Professor David Salisbury, Director of Immunisation said: "Rotavirus spreads very easily and affects around 140,000 children every year, causing distress for them and their families.
"Many people think of diarrhoea as something that all children get and that you have to put up with. But there is a way to protect children from this. I'd encourage all parents of young children to accept this vaccine when the programme begins next year."
The decision comes after the experts on the Joint Committee on Vaccination and Immunisation (JCVI) concluded a national programme was cost effective.
The programme is expected to cost around £25 million a year but is expected to save the NHS around £20 million per year through fewer stays in hospital, fewer GP and A&E visits and fewer calls to NHS Direct.

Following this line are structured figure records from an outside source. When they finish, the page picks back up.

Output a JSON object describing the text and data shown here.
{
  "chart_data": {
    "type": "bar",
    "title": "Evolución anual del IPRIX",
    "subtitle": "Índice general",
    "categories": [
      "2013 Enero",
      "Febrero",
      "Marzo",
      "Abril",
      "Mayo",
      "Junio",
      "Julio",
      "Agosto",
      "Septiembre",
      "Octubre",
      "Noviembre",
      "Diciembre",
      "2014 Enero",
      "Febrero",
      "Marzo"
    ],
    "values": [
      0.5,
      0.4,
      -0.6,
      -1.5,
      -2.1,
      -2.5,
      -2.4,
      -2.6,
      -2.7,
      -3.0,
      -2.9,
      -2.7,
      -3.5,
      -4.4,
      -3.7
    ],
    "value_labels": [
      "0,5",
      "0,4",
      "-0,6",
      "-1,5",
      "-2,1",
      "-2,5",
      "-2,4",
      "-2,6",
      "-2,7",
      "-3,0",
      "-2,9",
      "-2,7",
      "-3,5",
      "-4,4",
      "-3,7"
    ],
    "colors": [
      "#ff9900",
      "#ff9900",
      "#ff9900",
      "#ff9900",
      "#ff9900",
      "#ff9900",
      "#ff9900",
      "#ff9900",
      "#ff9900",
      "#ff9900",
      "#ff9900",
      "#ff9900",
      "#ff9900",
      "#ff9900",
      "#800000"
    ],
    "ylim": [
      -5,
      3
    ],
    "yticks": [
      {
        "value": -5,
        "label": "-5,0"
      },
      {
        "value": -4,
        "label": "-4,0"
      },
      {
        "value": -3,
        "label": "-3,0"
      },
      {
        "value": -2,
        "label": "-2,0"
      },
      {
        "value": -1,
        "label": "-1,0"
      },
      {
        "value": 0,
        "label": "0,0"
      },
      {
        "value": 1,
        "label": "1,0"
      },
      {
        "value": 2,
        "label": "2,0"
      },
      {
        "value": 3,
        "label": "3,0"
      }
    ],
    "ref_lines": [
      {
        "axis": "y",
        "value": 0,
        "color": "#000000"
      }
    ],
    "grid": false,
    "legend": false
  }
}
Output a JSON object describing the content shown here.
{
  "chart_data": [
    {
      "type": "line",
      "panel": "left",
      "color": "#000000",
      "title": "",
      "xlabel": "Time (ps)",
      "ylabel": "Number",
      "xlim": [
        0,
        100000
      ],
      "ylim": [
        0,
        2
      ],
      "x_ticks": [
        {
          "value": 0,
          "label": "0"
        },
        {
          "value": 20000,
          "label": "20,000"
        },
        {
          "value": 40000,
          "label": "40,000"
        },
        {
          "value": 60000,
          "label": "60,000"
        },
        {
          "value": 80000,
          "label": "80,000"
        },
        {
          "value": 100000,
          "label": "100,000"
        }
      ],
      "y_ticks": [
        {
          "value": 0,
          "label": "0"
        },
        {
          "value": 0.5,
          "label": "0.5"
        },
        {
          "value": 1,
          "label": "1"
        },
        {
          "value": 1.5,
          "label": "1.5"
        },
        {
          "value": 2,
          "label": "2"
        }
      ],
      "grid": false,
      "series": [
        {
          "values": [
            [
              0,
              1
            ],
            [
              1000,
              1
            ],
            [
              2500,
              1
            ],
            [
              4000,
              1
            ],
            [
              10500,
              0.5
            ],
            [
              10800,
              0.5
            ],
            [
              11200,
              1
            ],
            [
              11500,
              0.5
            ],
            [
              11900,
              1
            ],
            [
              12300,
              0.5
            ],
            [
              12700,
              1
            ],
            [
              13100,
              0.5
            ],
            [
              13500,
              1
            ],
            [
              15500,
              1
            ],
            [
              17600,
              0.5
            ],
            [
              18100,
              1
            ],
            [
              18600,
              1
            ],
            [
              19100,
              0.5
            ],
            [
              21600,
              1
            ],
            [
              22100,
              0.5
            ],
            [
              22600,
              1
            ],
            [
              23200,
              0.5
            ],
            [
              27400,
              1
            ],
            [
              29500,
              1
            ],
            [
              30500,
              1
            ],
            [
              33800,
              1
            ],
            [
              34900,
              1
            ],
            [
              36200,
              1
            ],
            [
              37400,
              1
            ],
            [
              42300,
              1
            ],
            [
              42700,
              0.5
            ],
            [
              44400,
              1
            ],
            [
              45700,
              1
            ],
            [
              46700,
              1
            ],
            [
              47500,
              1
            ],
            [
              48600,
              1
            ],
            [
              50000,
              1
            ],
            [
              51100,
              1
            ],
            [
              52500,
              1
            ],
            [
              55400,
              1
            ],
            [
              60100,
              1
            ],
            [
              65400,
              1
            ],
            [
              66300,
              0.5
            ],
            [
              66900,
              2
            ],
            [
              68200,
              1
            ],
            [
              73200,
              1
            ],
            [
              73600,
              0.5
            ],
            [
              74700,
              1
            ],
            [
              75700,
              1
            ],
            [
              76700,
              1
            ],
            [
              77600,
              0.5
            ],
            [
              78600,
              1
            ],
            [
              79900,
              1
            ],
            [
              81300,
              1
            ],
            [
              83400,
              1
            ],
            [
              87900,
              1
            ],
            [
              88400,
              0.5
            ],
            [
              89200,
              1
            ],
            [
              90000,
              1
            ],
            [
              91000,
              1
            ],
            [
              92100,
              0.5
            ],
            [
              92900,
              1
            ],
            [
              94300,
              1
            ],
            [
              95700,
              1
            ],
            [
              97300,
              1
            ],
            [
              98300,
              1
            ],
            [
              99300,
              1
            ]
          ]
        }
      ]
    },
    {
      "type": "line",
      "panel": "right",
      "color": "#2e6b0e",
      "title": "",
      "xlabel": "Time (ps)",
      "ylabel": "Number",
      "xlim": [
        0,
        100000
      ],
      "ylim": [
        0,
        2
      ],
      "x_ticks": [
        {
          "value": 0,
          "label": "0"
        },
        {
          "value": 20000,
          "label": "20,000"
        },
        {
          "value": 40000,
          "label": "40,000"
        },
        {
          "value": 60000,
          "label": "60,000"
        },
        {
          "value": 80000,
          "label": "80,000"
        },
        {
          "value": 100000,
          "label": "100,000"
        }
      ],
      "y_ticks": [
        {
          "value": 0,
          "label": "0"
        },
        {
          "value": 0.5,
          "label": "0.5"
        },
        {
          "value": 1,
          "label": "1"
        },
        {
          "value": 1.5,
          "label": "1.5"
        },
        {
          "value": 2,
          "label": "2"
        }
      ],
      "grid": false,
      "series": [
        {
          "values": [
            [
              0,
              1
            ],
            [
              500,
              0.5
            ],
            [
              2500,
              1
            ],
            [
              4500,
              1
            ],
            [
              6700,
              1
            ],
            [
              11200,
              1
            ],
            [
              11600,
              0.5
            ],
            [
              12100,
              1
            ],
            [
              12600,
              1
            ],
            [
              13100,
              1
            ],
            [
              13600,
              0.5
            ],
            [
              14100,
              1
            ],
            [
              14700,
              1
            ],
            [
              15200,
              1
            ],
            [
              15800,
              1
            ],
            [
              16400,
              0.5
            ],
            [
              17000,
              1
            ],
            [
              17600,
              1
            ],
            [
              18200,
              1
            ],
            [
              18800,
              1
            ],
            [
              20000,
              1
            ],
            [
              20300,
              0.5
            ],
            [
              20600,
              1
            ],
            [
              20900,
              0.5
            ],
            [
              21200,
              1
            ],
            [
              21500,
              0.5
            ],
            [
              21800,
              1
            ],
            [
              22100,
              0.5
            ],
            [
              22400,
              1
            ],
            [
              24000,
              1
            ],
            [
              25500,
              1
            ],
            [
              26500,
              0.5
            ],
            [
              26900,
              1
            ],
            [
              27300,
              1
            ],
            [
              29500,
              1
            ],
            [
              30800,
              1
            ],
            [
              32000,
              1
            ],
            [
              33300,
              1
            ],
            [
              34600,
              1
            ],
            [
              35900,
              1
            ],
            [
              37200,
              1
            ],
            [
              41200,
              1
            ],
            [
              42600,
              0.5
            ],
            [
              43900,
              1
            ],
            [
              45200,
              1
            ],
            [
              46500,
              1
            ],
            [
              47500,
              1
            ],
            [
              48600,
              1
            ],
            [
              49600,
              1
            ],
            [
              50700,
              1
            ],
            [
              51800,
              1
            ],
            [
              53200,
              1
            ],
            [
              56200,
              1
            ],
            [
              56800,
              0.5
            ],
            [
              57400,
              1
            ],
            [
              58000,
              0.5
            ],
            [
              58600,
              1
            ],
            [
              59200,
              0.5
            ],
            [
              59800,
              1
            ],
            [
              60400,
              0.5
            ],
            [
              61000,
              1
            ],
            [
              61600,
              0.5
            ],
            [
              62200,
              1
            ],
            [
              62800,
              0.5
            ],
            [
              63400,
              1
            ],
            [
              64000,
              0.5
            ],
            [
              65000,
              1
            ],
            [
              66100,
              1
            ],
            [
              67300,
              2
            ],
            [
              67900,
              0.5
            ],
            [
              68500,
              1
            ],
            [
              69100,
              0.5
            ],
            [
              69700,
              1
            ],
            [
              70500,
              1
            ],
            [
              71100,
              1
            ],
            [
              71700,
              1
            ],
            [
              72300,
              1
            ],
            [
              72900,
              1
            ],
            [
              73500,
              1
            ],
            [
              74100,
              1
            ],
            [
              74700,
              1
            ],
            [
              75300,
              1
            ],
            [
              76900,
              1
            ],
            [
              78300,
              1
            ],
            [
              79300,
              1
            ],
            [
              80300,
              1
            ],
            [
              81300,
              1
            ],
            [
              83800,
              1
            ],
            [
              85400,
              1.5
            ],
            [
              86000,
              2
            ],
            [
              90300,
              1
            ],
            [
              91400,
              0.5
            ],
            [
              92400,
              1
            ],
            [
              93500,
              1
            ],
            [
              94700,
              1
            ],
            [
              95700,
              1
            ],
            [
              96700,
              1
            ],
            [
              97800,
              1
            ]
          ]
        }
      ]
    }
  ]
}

Chief Medical Officer Dame Sally Davies said: 2It is upsetting to see our children ill in hospital. Rotavirus is the most common cause of diarrhoea in young children and this vaccine will protect our children and reduce hospital admissions for serious rotavirus infection."
Prof Adam Finn, Professor of Paediatrics, University of Bristol, said: "Rotavirus causes large epidemics of diarrhoea and vomiting in babies and young children every winter and with it, misery for thousands of families across the country.
"The vaccine, which is going to be introduced in the UK next year, is given by mouth at the same time as other routine vaccines starting at 2 month of age. It has been used in other countries including the USA, Mexico and Belgium for several years and it's clear that it works well.
"I'm pleased that another unpleasant illness that affects most children is going to be brought under control. It will also help hospitals cope in the busy winter months by reducing pressure on beds and front-line staff."
Dr David Elliman, Immunisation Specialist of the Royal College of Paediatrics and Child Health, said: "This is an important advance as whilst rotavirus does not cause many deaths in the UK, it does cause a huge amount of suffering. Rotavirus affects large numbers of under-fives causing them diarrhoea for a few days. This vaccine will mean less pressure both on distressed parents who have to care for their children and of course the GPs and hospital services who are treating them.
"This is a vaccine that has been used for some years in the US, so though new to us there is a large body of experience showing that it is safe and effective."